I haven’t heard a lot about the book online – I imagine it looks and quacks like some of Will Eisner’s later work, if you manage to claw under the shrink wrap, but it’s really a far odder, conflicted work, paring Kubert’s drawing down to its barest and most nakedly expressive, even more so than his 2003 Yossel: April 19, 1943, a fictional sketchbook autobiography from an alternate life. There he marked out places and faces and scenes; here he depicts action for just under half of the book, but without the panel borders that might impose a tighter notion of pacing, or restrain his slashing lines from almost reaching into adjoining scenes. The given sensation is less depiction than recollection, scenes still woozy behind the eyelids of someone who knows how to draw these things so damn well he can work as if by prolonged fit of instinct. It’s not ‘finished’-looking art, no. Sometimes it doesn’t even behave as if finished – I had trouble just telling characters apart at times.

But, I never didn’t know how they felt. Look at those faces. Bodies. In loosening his war comic style, Kubert’s excitement segues into terror, and froths with agony.

Also, look at those captions: white and digital in keeping with DC’s house style, and, in several instances depicted here, defiantly failing to match Kubert’s penciled guidelines, which somewhat unnervingly remain on the page. And the lettering/production is in fact the work of another person — Kubert cohort Pete Carlsson — although it’s Joe writing the transcript-style dialogue, and the ultra-dry, stolid narration, not that either mode sounds particularly different. To say the words and pictures in this book jar isn’t halfway enough – they don’t even seem to occupy the same space. It’s like the drawings were a comic somebody found, and then a narration was constructed around it, as if to make sense of it.

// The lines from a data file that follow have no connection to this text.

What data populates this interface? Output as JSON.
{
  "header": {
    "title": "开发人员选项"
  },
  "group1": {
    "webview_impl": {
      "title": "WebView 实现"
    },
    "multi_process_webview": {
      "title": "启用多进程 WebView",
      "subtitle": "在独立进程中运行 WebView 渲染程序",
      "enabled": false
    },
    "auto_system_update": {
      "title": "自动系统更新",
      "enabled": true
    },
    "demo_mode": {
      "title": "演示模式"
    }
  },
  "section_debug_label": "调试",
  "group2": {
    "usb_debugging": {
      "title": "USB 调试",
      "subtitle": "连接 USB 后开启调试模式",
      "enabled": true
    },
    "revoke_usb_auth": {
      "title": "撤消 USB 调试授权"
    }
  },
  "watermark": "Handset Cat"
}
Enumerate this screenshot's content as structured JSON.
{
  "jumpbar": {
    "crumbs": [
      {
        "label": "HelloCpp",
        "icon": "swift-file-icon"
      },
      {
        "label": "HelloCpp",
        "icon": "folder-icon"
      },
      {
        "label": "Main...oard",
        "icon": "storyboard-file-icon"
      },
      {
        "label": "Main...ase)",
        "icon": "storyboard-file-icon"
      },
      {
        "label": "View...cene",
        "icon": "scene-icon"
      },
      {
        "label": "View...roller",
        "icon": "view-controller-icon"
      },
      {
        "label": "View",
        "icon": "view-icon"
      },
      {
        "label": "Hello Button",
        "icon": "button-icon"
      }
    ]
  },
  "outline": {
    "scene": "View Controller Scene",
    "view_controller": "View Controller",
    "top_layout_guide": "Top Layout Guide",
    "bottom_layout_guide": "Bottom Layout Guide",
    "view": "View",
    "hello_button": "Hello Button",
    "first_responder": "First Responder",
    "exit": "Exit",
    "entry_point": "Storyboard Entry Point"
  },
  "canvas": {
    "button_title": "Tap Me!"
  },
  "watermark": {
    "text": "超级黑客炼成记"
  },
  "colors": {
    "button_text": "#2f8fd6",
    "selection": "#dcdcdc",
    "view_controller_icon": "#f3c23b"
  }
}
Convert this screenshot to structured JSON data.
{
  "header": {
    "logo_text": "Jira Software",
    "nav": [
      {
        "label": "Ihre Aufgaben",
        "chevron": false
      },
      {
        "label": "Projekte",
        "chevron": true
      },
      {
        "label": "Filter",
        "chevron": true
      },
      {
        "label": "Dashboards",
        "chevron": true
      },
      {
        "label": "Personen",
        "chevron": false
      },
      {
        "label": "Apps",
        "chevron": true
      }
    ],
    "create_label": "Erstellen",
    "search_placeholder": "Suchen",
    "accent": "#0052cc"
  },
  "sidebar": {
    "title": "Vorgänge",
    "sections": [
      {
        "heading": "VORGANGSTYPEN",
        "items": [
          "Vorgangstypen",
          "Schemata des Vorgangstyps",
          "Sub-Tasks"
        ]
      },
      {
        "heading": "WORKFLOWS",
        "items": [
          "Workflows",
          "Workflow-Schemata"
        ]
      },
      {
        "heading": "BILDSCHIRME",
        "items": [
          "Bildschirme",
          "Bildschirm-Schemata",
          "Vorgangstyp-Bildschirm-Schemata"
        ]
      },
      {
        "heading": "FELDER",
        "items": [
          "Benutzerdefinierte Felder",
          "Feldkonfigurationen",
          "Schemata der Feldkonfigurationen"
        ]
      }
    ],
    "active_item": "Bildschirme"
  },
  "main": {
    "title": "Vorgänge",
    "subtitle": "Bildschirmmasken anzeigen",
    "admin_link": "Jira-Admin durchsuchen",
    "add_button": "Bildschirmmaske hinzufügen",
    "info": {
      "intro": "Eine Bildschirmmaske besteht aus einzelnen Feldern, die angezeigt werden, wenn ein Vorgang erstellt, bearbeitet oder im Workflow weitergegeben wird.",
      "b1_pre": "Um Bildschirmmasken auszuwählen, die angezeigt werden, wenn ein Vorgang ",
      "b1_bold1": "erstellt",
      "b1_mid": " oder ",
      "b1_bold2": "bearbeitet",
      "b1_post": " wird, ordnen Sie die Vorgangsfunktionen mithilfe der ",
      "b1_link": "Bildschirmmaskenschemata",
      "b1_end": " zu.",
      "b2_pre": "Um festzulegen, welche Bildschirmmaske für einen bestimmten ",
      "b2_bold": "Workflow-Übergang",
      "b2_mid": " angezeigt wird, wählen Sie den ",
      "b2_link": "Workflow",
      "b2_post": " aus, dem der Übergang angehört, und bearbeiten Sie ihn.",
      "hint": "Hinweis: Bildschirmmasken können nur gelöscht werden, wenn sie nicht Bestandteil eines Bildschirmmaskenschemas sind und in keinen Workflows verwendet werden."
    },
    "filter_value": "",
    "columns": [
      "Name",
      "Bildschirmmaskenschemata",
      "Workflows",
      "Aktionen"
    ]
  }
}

It’s a fictional story, albeit hewing very closely to the activities of the eventually-designated Detachment A-342, 5th Special Forces Group (Airborne) in Vietnam in 1965, leading up to the actual Battle of Dong Xoai in June. Fascinatingly, an included 40+ pages of text-based supplements are apparently not supplemental at all – they’re Kubert’s source material, a newsletter put together by surviving members of Detachment A-342, through which you can observe how events have been compressed or combined in the story proper. And, just as the newsletter is largely unconcerned with conveying the personalities of the men involved in favor of hard procedure and incident, Kubert’s invented dialogues serve as almost purely transitional between alternately choked and purplish spreads of info-rich narration. And, of course, those leaping drawings.

I realize my interest in this book is a little esoteric; I couldn’t flatly recommend it without some major caveats pertaining to its clash between text and drawing, the latter more overpowering than ever. Yet – that’s the beauty. This is a heavily fact-based work of fiction, broken down and adapted and put on the page, as logic would dictate, but the art nonetheless feels like it existed first, because it is expressive and personal, and primal to battle, and it called for facts and text to tease it into a slightly heavier place of recognition so we can know which uniforms are worn and how the scenes should doodle in. Push it back, loosen it up a little more, in the second half of the book where the shooting starts, and suddenly it’s soldiers everywhere.